Paper SS1-TuA11
Modifying the Adsorption of Molecules at Metal Surfaces by Quantum Confinement of Electrons

Tuesday, October 16, 2007, 5:00 pm, Room 608

Nanoscale metal thin films can exhibit quantum size effects (QSE) whereby their electronic, structural, magnetic and chemical properties may differ greatly from those of the bulk. Quantum confinement of electrons forms so-called metallic quantum well (MQW) states which give rise to many of these interesting phenomena. In previous studies we found that MQW states modify the strength of CO bonding to Cu MQW overlayers on the pseudomorphic fcc-Co/Cu(100) and fcc-Fe/Cu(100) systems.¹ In these systems, the CO-metal bond strength oscillates, in correlation with MQW states, as a function of Cu overlayer thickness. Here we extend these studies with IR studies of CO adsorbed on Cu MQWs and report on the adsorption properties of the pseudomorphic transition metal layers themselves. These systems have partially filled d-bands may be grown in a metastable structure. We have examined the unoccupied electronic structure and CO bonding strength on the n-ML fccNi/Cu(100) and n-ML fccCo/Cu(100) systems using inverse photoemission (IPE), reflection-absorption infrared spectroscopy (RAIRS) and temperature programmed desorption (TPD). In the case of Co, the as-grown films exhibit well-defined unoccupied MQW states, but they do not cross the Fermi level. This allows us to investigate adsorbate-MQW interactions that involve MQW states away from the Fermi level. Upon CO adsorption a well-defined structure centered about 3.8 eV above the Fermi level appears and is assigned to the unoccupied CO 2π orbital. CO adsorbs molecularly at room temperature and in TPD measurements we find a desorption temperature of approximately 375 K, which is about 30 K lower than what is observed for CO adsorbed on the hcp Co surfaces. When Co films are dosed at low temperatures (~ 100K), we find a second CO desorption peak around 230 K, once again similar to what is seen for hcp Co, but as a markedly lower temperature.
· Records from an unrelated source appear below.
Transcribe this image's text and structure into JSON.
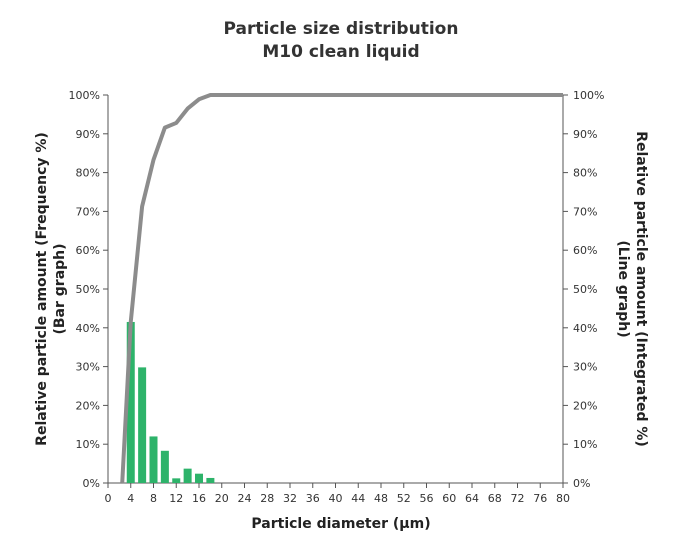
{
  "chart_data": {
    "type": "bar+line",
    "title": "Particle size distribution",
    "subtitle": "M10 clean liquid",
    "xlabel": "Particle diameter (µm)",
    "ylabel_left": [
      "Relative particle amount (Frequency %)",
      "(Bar graph)"
    ],
    "ylabel_right": [
      "Relative particle amount (Integrated %)",
      "(Line graph)"
    ],
    "xlim": [
      0,
      80
    ],
    "ylim": [
      0,
      100
    ],
    "x_ticks": [
      0,
      4,
      8,
      12,
      16,
      20,
      24,
      28,
      32,
      36,
      40,
      44,
      48,
      52,
      56,
      60,
      64,
      68,
      72,
      76,
      80
    ],
    "y_ticks": [
      0,
      10,
      20,
      30,
      40,
      50,
      60,
      70,
      80,
      90,
      100
    ],
    "y_tick_labels": [
      "0%",
      "10%",
      "20%",
      "30%",
      "40%",
      "50%",
      "60%",
      "70%",
      "80%",
      "90%",
      "100%"
    ],
    "grid": false,
    "bars": {
      "name": "Frequency",
      "color": "#2db36a",
      "x": [
        4,
        6,
        8,
        10,
        12,
        14,
        16,
        18
      ],
      "values": [
        41.5,
        29.8,
        12.0,
        8.3,
        1.2,
        3.7,
        2.4,
        1.3
      ]
    },
    "line": {
      "name": "Integrated",
      "color": "#8c8c8c",
      "x": [
        2.5,
        4,
        6,
        8,
        10,
        12,
        14,
        16,
        18,
        20,
        80
      ],
      "values": [
        0,
        41.5,
        71.3,
        83.3,
        91.6,
        92.8,
        96.5,
        98.9,
        100,
        100,
        100
      ]
    }
  }
}
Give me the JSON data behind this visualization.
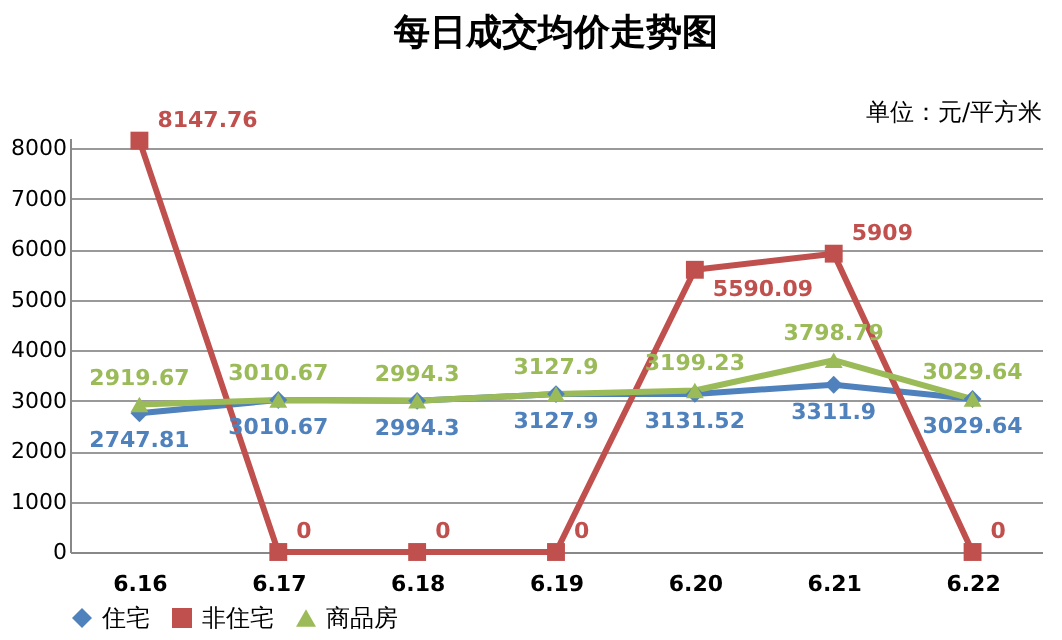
{
  "chart_data": {
    "type": "line",
    "title": "每日成交均价走势图",
    "annotations": [
      "单位：元/平方米"
    ],
    "categories": [
      "6.16",
      "6.17",
      "6.18",
      "6.19",
      "6.20",
      "6.21",
      "6.22"
    ],
    "series": [
      {
        "name": "住宅",
        "color": "#4f81bd",
        "marker": "diamond",
        "values": [
          2747.81,
          3010.67,
          2994.3,
          3127.9,
          3131.52,
          3311.9,
          3029.64
        ]
      },
      {
        "name": "非住宅",
        "color": "#c0504d",
        "marker": "square",
        "values": [
          8147.76,
          0,
          0,
          0,
          5590.09,
          5909,
          0
        ]
      },
      {
        "name": "商品房",
        "color": "#9bbb59",
        "marker": "triangle",
        "values": [
          2919.67,
          3010.67,
          2994.3,
          3127.9,
          3199.23,
          3798.79,
          3029.64
        ]
      }
    ],
    "ylim": [
      0,
      8200
    ],
    "yticks": [
      0,
      1000,
      2000,
      3000,
      4000,
      5000,
      6000,
      7000,
      8000
    ],
    "grid": "y",
    "legend": "bottom",
    "data_labels": true
  }
}
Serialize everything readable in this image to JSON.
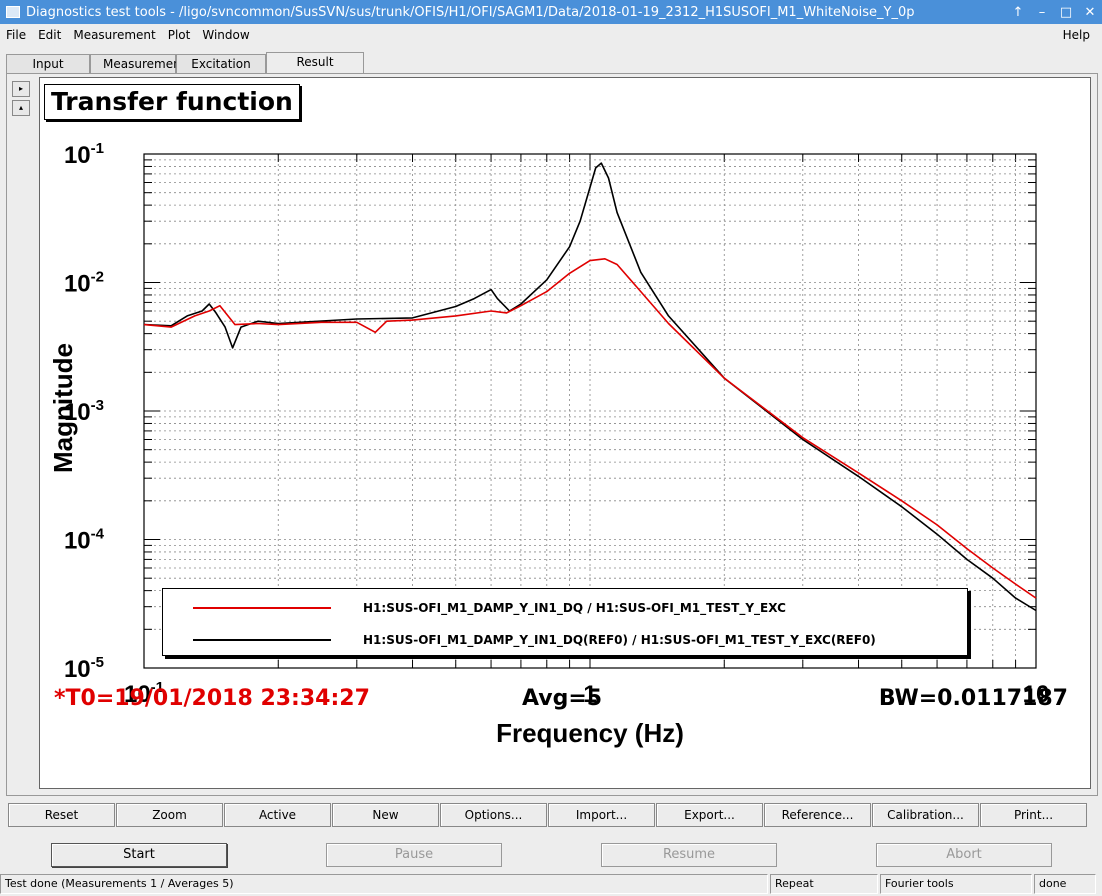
{
  "window": {
    "title": "Diagnostics test tools - /ligo/svncommon/SusSVN/sus/trunk/OFIS/H1/OFI/SAGM1/Data/2018-01-19_2312_H1SUSOFI_M1_WhiteNoise_Y_0p",
    "buttons": [
      "↑",
      "–",
      "□",
      "✕"
    ]
  },
  "menu": {
    "file": "File",
    "edit": "Edit",
    "measurement": "Measurement",
    "plot": "Plot",
    "window": "Window",
    "help": "Help"
  },
  "tabs": [
    "Input",
    "Measurement",
    "Excitation",
    "Result"
  ],
  "side_buttons": [
    "▸",
    "▴"
  ],
  "status_line": {
    "t0": "*T0=19/01/2018 23:34:27",
    "avg": "Avg=5",
    "bw": "BW=0.0117187"
  },
  "toolbar": [
    "Reset",
    "Zoom",
    "Active",
    "New",
    "Options...",
    "Import...",
    "Export...",
    "Reference...",
    "Calibration...",
    "Print..."
  ],
  "actions": {
    "start": "Start",
    "pause": "Pause",
    "resume": "Resume",
    "abort": "Abort"
  },
  "statusbar": {
    "message": "Test done (Measurements 1 / Averages 5)",
    "repeat": "Repeat",
    "fourier": "Fourier tools",
    "state": "done"
  },
  "chart_data": {
    "type": "line",
    "title": "Transfer function",
    "xlabel": "Frequency (Hz)",
    "ylabel": "Magnitude",
    "x_scale": "log",
    "y_scale": "log",
    "xlim": [
      0.1,
      10
    ],
    "ylim": [
      1e-05,
      0.1
    ],
    "grid": true,
    "x_ticks": [
      {
        "value": 0.1,
        "mantissa": "10",
        "exp": "-1"
      },
      {
        "value": 1,
        "mantissa": "1",
        "exp": ""
      },
      {
        "value": 10,
        "mantissa": "10",
        "exp": ""
      }
    ],
    "y_ticks": [
      {
        "value": 0.1,
        "mantissa": "10",
        "exp": "-1"
      },
      {
        "value": 0.01,
        "mantissa": "10",
        "exp": "-2"
      },
      {
        "value": 0.001,
        "mantissa": "10",
        "exp": "-3"
      },
      {
        "value": 0.0001,
        "mantissa": "10",
        "exp": "-4"
      },
      {
        "value": 1e-05,
        "mantissa": "10",
        "exp": "-5"
      }
    ],
    "legend_position": "bottom",
    "series": [
      {
        "name": "H1:SUS-OFI_M1_DAMP_Y_IN1_DQ / H1:SUS-OFI_M1_TEST_Y_EXC",
        "color": "#e00000",
        "x": [
          0.1,
          0.115,
          0.13,
          0.14,
          0.148,
          0.16,
          0.18,
          0.2,
          0.25,
          0.3,
          0.33,
          0.35,
          0.4,
          0.5,
          0.6,
          0.65,
          0.7,
          0.8,
          0.9,
          1.0,
          1.08,
          1.15,
          1.3,
          1.5,
          2.0,
          3.0,
          4.0,
          5.0,
          6.0,
          7.0,
          8.0,
          9.0,
          10.0
        ],
        "y": [
          0.0047,
          0.0045,
          0.0055,
          0.006,
          0.0066,
          0.0047,
          0.0048,
          0.0047,
          0.0049,
          0.0049,
          0.0041,
          0.005,
          0.0051,
          0.0055,
          0.006,
          0.0058,
          0.0066,
          0.0085,
          0.0118,
          0.0148,
          0.0153,
          0.0138,
          0.0085,
          0.0048,
          0.0018,
          0.00062,
          0.00033,
          0.0002,
          0.00013,
          8.5e-05,
          6e-05,
          4.5e-05,
          3.5e-05
        ]
      },
      {
        "name": "H1:SUS-OFI_M1_DAMP_Y_IN1_DQ(REF0) / H1:SUS-OFI_M1_TEST_Y_EXC(REF0)",
        "color": "#000000",
        "x": [
          0.1,
          0.115,
          0.125,
          0.135,
          0.14,
          0.145,
          0.152,
          0.158,
          0.165,
          0.18,
          0.2,
          0.3,
          0.4,
          0.5,
          0.55,
          0.6,
          0.62,
          0.66,
          0.7,
          0.8,
          0.9,
          0.95,
          1.0,
          1.03,
          1.06,
          1.1,
          1.15,
          1.3,
          1.5,
          2.0,
          3.0,
          4.0,
          5.0,
          6.0,
          7.0,
          8.0,
          9.0,
          10.0
        ],
        "y": [
          0.0047,
          0.0046,
          0.0055,
          0.006,
          0.0068,
          0.0058,
          0.0045,
          0.0031,
          0.0045,
          0.005,
          0.0048,
          0.0052,
          0.0053,
          0.0065,
          0.0075,
          0.0088,
          0.0075,
          0.006,
          0.0068,
          0.0105,
          0.019,
          0.03,
          0.055,
          0.078,
          0.085,
          0.065,
          0.035,
          0.012,
          0.0055,
          0.0018,
          0.0006,
          0.00031,
          0.00018,
          0.00011,
          7e-05,
          5e-05,
          3.5e-05,
          2.8e-05
        ]
      }
    ]
  }
}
These peak desorption temperatures change as a function of film thickness and are correlated with two different C-O stretch vibrational frequencies observed in the IR spectra. We have observed similar desorption peak temperature shifts when CO desorption from the Ni/Cu(100) system as a function of thickness and as compared to single crystal Ni(100). The role of quantum confinement and surface strain in producing the observed effects will be discussed.

¹ A. G. Danese, F. G. Curti, and R. A. Bartynski, Phys. Rev. B 70, 165420 (2004).